John Cougar Mellencamp, the Beatles and Re-inventing the Wheel

As an associate dean, I find myself in many meetings of various types.  In these settings one thing I hear often is “There’s no need to re-invent the wheel.” It’s hard to look at the wheels on any vehicle today and think that they haven’t been fundamentally re-invented multiple times.  Some people look at a wheel and say, “Yup, that’s as good as it gets.” Others look at that same wheel and say, “We’re starting from a pretty good place here but I bet we could make that thing better.”  One might be inclined to claim that these responses mean that there are two kinds of people in the world, something else one hears often as well.  More likely there are as many types of people in the world as there are people. All those people produce a spectrum of responses to any situation. The “wheel is just fine as “ position and the “let’s make the wheel better” position would represent the two tails of such a distribution. In my introductory electricity and magnetism class we encounter the LC (inductor-capacitor) circuit. We work hard to understand how we know the amount of charge is on the capacitor at any time.  The differential equation that emerges looks a lot like the one students saw describing the position of a mass on a spring. Taking what you have learned in some other area and applying that idea to the wheel is a fantastic way to re-invent that wheel.

“Fine,” you say (well, that’s what I am pretending you say) but what does any of this have to do with John Cougar Mellencamp or the Beatles. Well it’s not really going to be the Beatles but Sir Paul McCartney. I grew up about twenty miles from where John Cougar Mellencamp grew up and he hit it big when I was transitioning from middle school to high school. I was particularly impressed with his hit “Small Town” and the line “No, I cannot forget from where it is I come from.”  Now, here was a truly re-invented wheel – starting and ending a phrase with the same preposition.  I was proud of my fellow Hoosier for this re-invention.  Only years later did I pay attention to McCartney’s “Live and Let Die” lyrics and to my ear the line in there sounds like “in this ever-changing world in which we live in,” pretty much the same structure as the phrase from Small Town. I should have known that such a seemingly new structure could be traced to a Beatle. I poked around on the web before writing this and realized that there is an ongoing debate over whether this phrase is actually, “in this ever-changing world in which we’re living.”  See a relatively recent Washington Post story, for example.

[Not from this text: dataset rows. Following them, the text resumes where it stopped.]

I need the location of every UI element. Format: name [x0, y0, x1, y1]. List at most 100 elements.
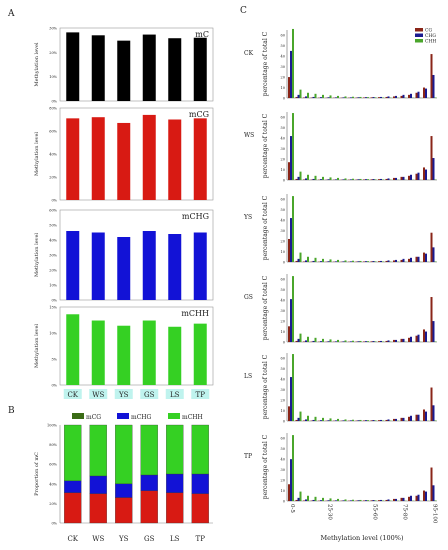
- panel-c-bar-tp-chg: [417, 494, 420, 501]
- panel-c-bar-ck-cg: [303, 97, 305, 98]
- panel-a-xtick-ys: YS: [118, 391, 129, 399]
- panel-c-bar-ys-chh: [292, 196, 294, 262]
- panel-a-mcg-ytick: 40%: [49, 153, 57, 157]
- panel-a-xtick-highlight: [165, 389, 184, 399]
- panel-c-legend-label-cg: CG: [425, 28, 432, 34]
- panel-c-bar-ws-cg: [303, 179, 305, 180]
- panel-c-bar-ys-cg: [408, 258, 410, 262]
- panel-c-bar-ck-cg: [393, 96, 395, 98]
- panel-a-mchg-ytick: 40%: [49, 239, 57, 243]
- panel-c-bar-ys-chg: [410, 257, 412, 262]
- panel-a-mc-ytick: 20%: [49, 51, 57, 55]
- panel-c-bar-ls-chh: [344, 419, 347, 421]
- panel-c-bar-gs-chh: [374, 341, 377, 342]
- panel-c-ytick-ck: 40: [281, 55, 285, 59]
- panel-c-bar-ys-chh: [359, 260, 362, 262]
- panel-c-ytick-ys: 10: [281, 250, 285, 254]
- panel-c-bar-ck-chh: [352, 96, 354, 98]
- panel-c-bar-ws-chg: [297, 176, 300, 180]
- panel-c-bar-ck-chg: [395, 95, 397, 98]
- panel-c-ytick-tp: 10: [281, 489, 285, 493]
- panel-c-bar-ys-chg: [327, 261, 330, 262]
- panel-a-mcg-bar-tp: [193, 118, 207, 200]
- panel-c-bar-ck-chg: [297, 94, 300, 98]
- panel-c-bar-ys-chh: [382, 261, 384, 262]
- panel-a-mchg-bar-tp: [193, 232, 207, 300]
- panel-c-bar-tp-chh: [352, 499, 354, 501]
- panel-c-bar-tp-cg: [378, 500, 380, 501]
- panel-c-bar-ys-chg: [312, 260, 315, 262]
- panel-c-ytick-ws: 60: [281, 116, 285, 120]
- panel-a-mc-title: mC: [195, 30, 209, 39]
- panel-a-mcg-ylabel: Methylation level: [34, 132, 40, 176]
- panel-c-bar-ck-chg: [327, 97, 330, 98]
- panel-a-mchh-ytick: 5%: [51, 358, 57, 362]
- panel-c-bar-ls-cg: [378, 420, 380, 421]
- panel-c-ylabel-ck: percentage of total C: [262, 31, 269, 96]
- panel-a-mchg-bar-gs: [142, 231, 156, 300]
- panel-c-bar-gs-chg: [327, 341, 330, 342]
- panel-c-bar-ls-chh: [434, 420, 437, 421]
- panel-c-sample-label-ck: CK: [244, 50, 254, 57]
- panel-c-bar-gs-chg: [290, 299, 292, 342]
- panel-c-bar-ws-cg: [430, 136, 433, 180]
- panel-c-ytick-gs: 40: [281, 299, 285, 303]
- panel-c-bar-ys-cg: [415, 256, 418, 262]
- panel-a-mc-bar-gs: [142, 34, 156, 101]
- panel-c-bar-ws-cg: [370, 179, 373, 180]
- panel-c-bar-ys-chg: [372, 261, 375, 262]
- panel-c-bar-ws-chh: [359, 178, 362, 180]
- panel-c-bar-ls-chh: [352, 419, 354, 421]
- panel-a-mcg-ytick: 80%: [49, 107, 57, 111]
- panel-c-bar-ws-chh: [367, 179, 369, 180]
- panel-c-bar-ys-chg: [350, 261, 352, 262]
- panel-c-bar-ls-chg: [395, 418, 397, 421]
- panel-a-mchg-ytick: 20%: [49, 269, 57, 273]
- panel-c-bar-ys-cg: [378, 261, 380, 262]
- panel-c-bar-tp-cg: [288, 484, 290, 501]
- panel-c-bar-ys-chg: [357, 261, 360, 262]
- panel-c-bar-tp-chh: [344, 499, 347, 501]
- panel-c-bar-ck-chh: [322, 94, 324, 98]
- panel-c-bar-ls-cg: [288, 406, 290, 421]
- panel-c-ytick-ys: 0: [283, 261, 285, 265]
- panel-a-mc-ytick: 0%: [51, 100, 57, 104]
- panel-c-bar-ws-chg: [425, 169, 427, 180]
- panel-c-ytick-gs: 50: [281, 288, 285, 292]
- panel-c-bar-ck-chh: [367, 97, 369, 98]
- panel-c-bar-ls-chg: [305, 419, 307, 421]
- panel-a-mchh-ytick: 10%: [49, 332, 57, 336]
- panel-c-bar-ck-chh: [314, 93, 317, 98]
- panel-c-bar-ws-chh: [307, 174, 309, 180]
- panel-c-ytick-gs: 60: [281, 278, 285, 282]
- panel-b-xtick-gs: GS: [144, 535, 155, 543]
- panel-c-bar-ws-cg: [393, 177, 395, 180]
- panel-b-legend-label-mcg: mCG: [86, 414, 101, 421]
- panel-c-bar-tp-cg: [363, 500, 365, 501]
- panel-a-mchh-bar-ws: [91, 320, 105, 385]
- panel-c-bar-ys-cg: [370, 261, 373, 262]
- panel-c-bar-tp-chh: [299, 491, 302, 501]
- panel-a-mc-ytick: 30%: [49, 27, 57, 31]
- panel-c-bar-ys-chh: [352, 260, 354, 262]
- panel-c-bar-gs-cg: [423, 329, 425, 342]
- panel-a-mc-bar-ys: [117, 40, 131, 101]
- panel-c-ytick-ls: 50: [281, 367, 285, 371]
- panel-c-bar-ls-chg: [425, 411, 427, 421]
- panel-a-mcg-bar-ck: [66, 118, 80, 200]
- panel-c-bar-ck-chg: [432, 74, 435, 98]
- panel-a-mcg-bar-ys: [117, 122, 131, 200]
- panel-a-xtick-highlight: [191, 389, 210, 399]
- panel-c-bar-ls-chg: [432, 405, 435, 421]
- panel-c-bar-ck-cg: [408, 94, 410, 98]
- panel-c-bar-tp-cg: [295, 499, 298, 501]
- panel-c-bar-gs-cg: [393, 339, 395, 342]
- panel-c-bar-tp-cg: [393, 498, 395, 501]
- panel-c-bar-ls-chh: [329, 418, 332, 421]
- panel-a-xtick-ws: WS: [92, 391, 104, 399]
- panel-c-bar-ws-chh: [337, 177, 339, 180]
- panel-c-bar-ck-cg: [415, 92, 418, 98]
- panel-c-bar-gs-cg: [430, 297, 433, 342]
- panel-c-ytick-ls: 60: [281, 357, 285, 361]
- panel-c-bar-ws-chh: [434, 179, 437, 180]
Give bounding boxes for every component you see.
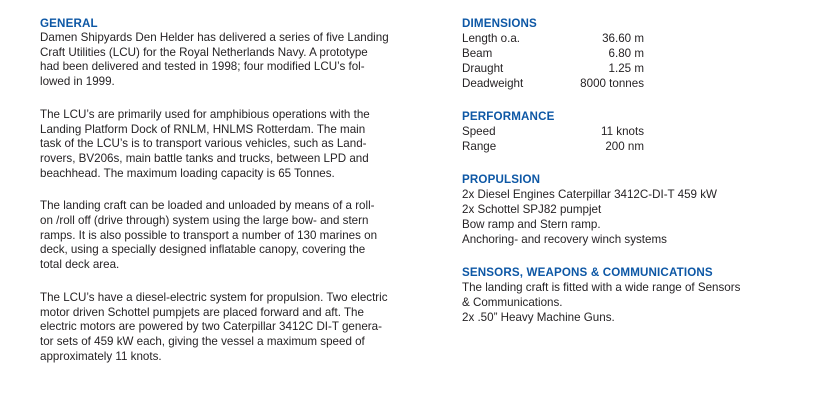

The wheel I was pondering had been under development for a while. Of course. For our purposes here it doesn’t matter what the line in “Live and Let Die” is. The fact that my Southern Indiana-trained ear heard it the way it did, means that we can hardly consider the structure Mellencamp used as particularly new. But that’s OK. Even when “Live and Let Die” was written I’m sure we could trace a foundation of doing interesting things to hold meter or rhyme. Perhaps we would find that same structure popping up multiple times in the past. Building on a foundation to drive an idea little further is progress, just as is using an idea in different setting from the original. It’s why I push my students to fully understand what has been done previously so that when the time is right to re-invent some wheel they will be ready.